Restaurateurs à prix fixe.

143.--Tandis que l'art suivait ainsi un mouvement d'ascension, tant en découvertes qu'en cherté (car il faut toujours que la nouveauté se paie), le même motif, c'est-à-dire l'espoir du gain, lui donnait un mouvement contraire, du moins relativement à la dépense.

Quelques restaurateurs se proposèrent pour but de joindre la bonne chère à l'économie, et en se rapprochant des fortunes médiocres, qui sont nécessairement les plus nombreuses, de s'assurer ainsi de la foule des consommateurs.

Ils cherchaient dans les objets d'un prix peu élevé, ceux qu'une bonne préparation peut rendre agréables.

Ils trouvaient dans la viande de boucherie, toujours bonne à Paris, et dans le poisson de mer qui y abonde, une ressource inépuisable; et, pour complément, des légumes et des fruits, que la nouvelle culture donne toujours à bon marché.

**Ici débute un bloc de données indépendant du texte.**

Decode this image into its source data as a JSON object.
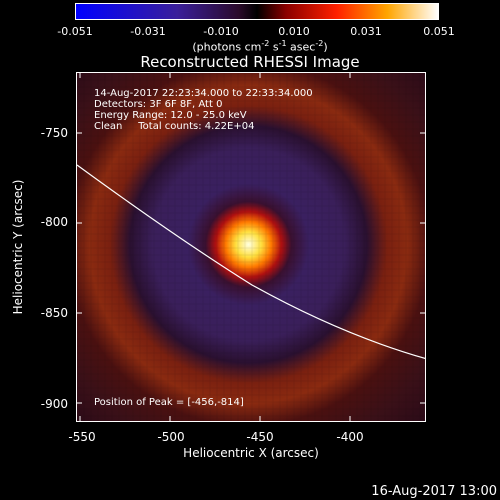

Ils calculaient ce qui est rigoureusement nécessaire pour remplir un estomac d'une capacité ordinaire et apaiser une soif non cynique.

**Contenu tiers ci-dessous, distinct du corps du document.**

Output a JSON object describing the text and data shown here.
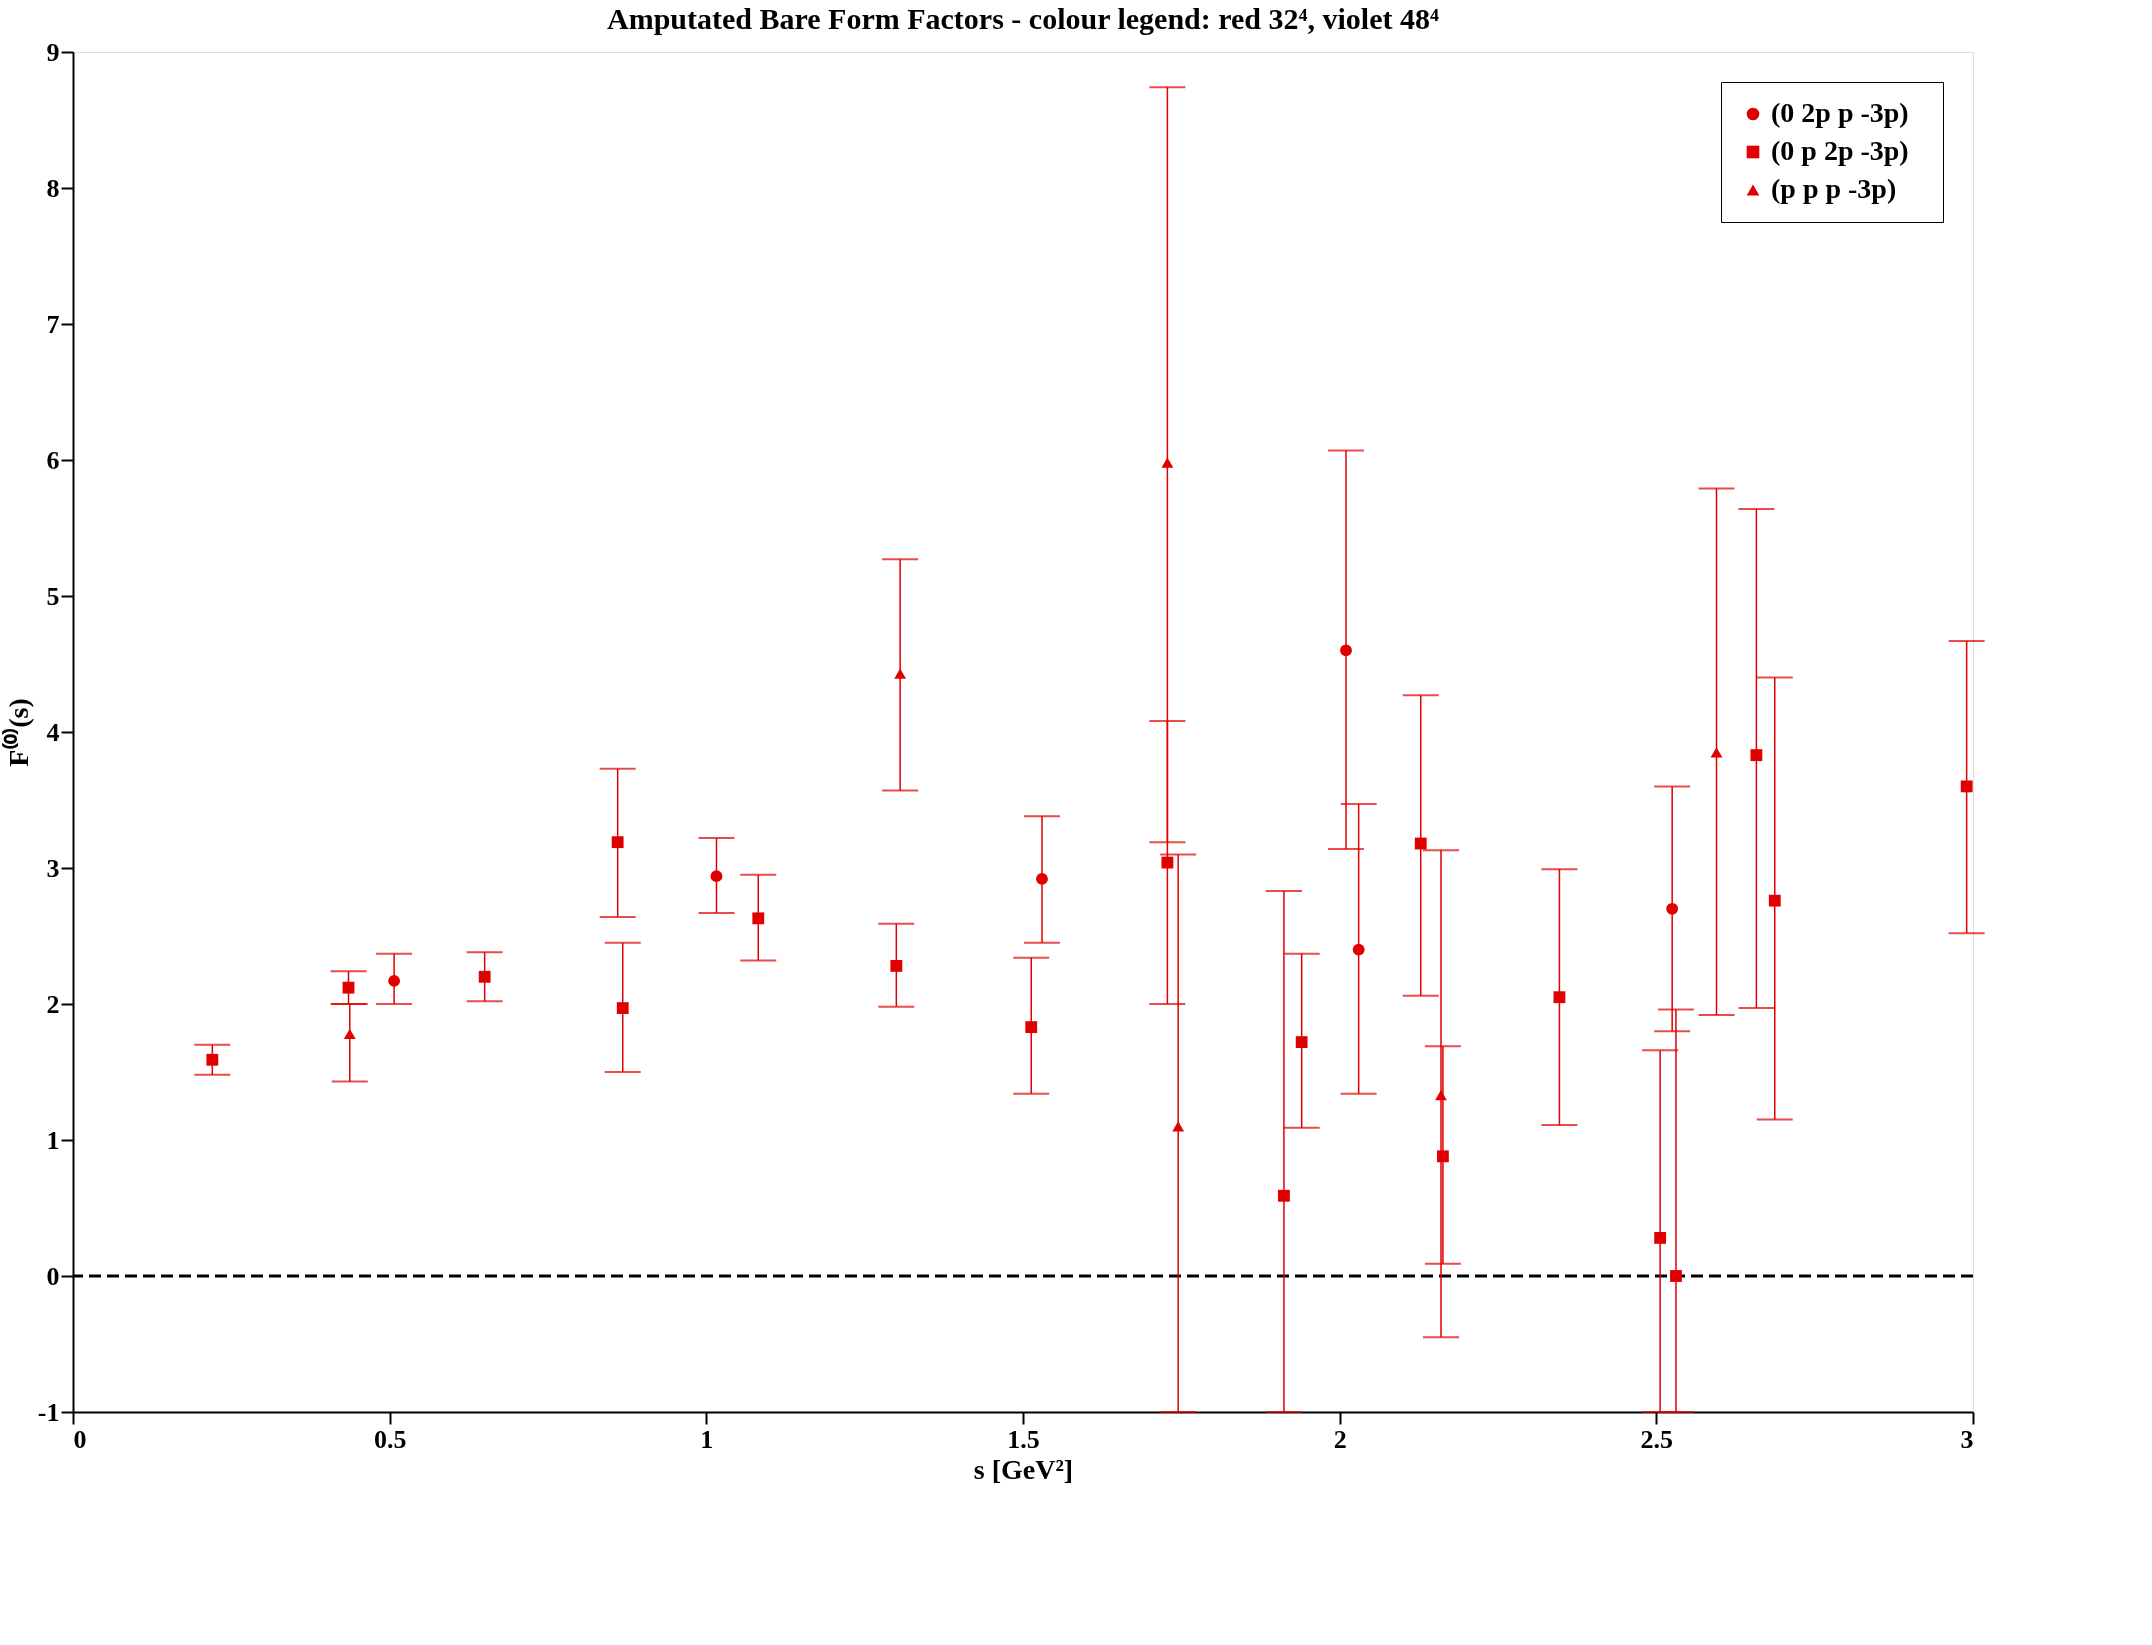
{
  "chart_data": {
    "type": "scatter",
    "title": "Amputated Bare Form Factors - colour legend: red 32⁴, violet 48⁴",
    "xlabel": "s  [GeV²]",
    "ylabel": "F⁽⁰⁾(s)",
    "xlim": [
      0,
      3
    ],
    "xticks": [
      0,
      0.5,
      1,
      1.5,
      2,
      2.5,
      3
    ],
    "ylim": [
      -1,
      9
    ],
    "yticks": [
      -1,
      0,
      1,
      2,
      3,
      4,
      5,
      6,
      7,
      8,
      9
    ],
    "grid": false,
    "legend": "top right",
    "ref_lines": [
      {
        "axis": "y",
        "value": 0,
        "color": "#000000",
        "line_style": "dashed"
      }
    ],
    "series": [
      {
        "name": "(0 2p   p -3p)",
        "color": "#e00000",
        "marker": "circle",
        "x": [
          0.507,
          1.016,
          1.53,
          2.01,
          2.03,
          2.525
        ],
        "values": [
          2.17,
          2.94,
          2.92,
          4.6,
          2.4,
          2.7
        ],
        "errors": [
          [
            2.0,
            2.37
          ],
          [
            2.67,
            3.22
          ],
          [
            2.45,
            3.38
          ],
          [
            3.14,
            6.07
          ],
          [
            1.34,
            3.47
          ],
          [
            1.8,
            3.6
          ]
        ]
      },
      {
        "name": "(0   p 2p -3p)",
        "color": "#e00000",
        "marker": "square",
        "x": [
          0.22,
          0.435,
          0.65,
          0.86,
          0.868,
          1.082,
          1.3,
          1.513,
          1.728,
          1.912,
          1.94,
          2.128,
          2.163,
          2.347,
          2.506,
          2.531,
          2.658,
          2.687,
          2.99
        ],
        "values": [
          1.59,
          2.12,
          2.2,
          3.19,
          1.97,
          2.63,
          2.28,
          1.83,
          3.04,
          0.59,
          1.72,
          3.18,
          0.88,
          2.05,
          0.28,
          0.0,
          3.83,
          2.76,
          3.6
        ],
        "errors": [
          [
            1.48,
            1.7
          ],
          [
            2.0,
            2.24
          ],
          [
            2.02,
            2.38
          ],
          [
            2.64,
            3.73
          ],
          [
            1.5,
            2.45
          ],
          [
            2.32,
            2.95
          ],
          [
            1.98,
            2.59
          ],
          [
            1.34,
            2.34
          ],
          [
            2.0,
            4.08
          ],
          [
            -1,
            2.83
          ],
          [
            1.09,
            2.37
          ],
          [
            2.06,
            4.27
          ],
          [
            0.09,
            1.69
          ],
          [
            1.11,
            2.99
          ],
          [
            -1,
            1.66
          ],
          [
            -1,
            1.96
          ],
          [
            1.97,
            5.64
          ],
          [
            1.15,
            4.4
          ],
          [
            2.52,
            4.67
          ]
        ]
      },
      {
        "name": "(p   p   p -3p)",
        "color": "#e00000",
        "marker": "triangle",
        "x": [
          0.437,
          1.306,
          1.728,
          1.745,
          2.16,
          2.595
        ],
        "values": [
          1.78,
          4.43,
          5.98,
          1.1,
          1.33,
          3.85
        ],
        "errors": [
          [
            1.43,
            2.0
          ],
          [
            3.57,
            5.27
          ],
          [
            3.19,
            8.74
          ],
          [
            -1,
            3.1
          ],
          [
            -0.45,
            3.13
          ],
          [
            1.92,
            5.79
          ]
        ]
      }
    ]
  }
}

Ils observaient qu'il est beaucoup d'objets qui ne doivent leur prix qu'à la nouveauté ou à la saison, et qui peuvent être offerts un peu plus tard et dégagés de cet obstacle; enfin, ils sont venus peu à peu à un point de précision tel, qu'en gagnant 25 ou 30 pour cent, ils ont pu donner à leurs habitués, pour deux francs, et même moins, un dîner suffisant, et dont tout homme bien né peut se contenter, puisqu'il coûterait au moins mille francs par mois pour tenir, dans une maison particulière, une table aussi bien fournie et aussi variée.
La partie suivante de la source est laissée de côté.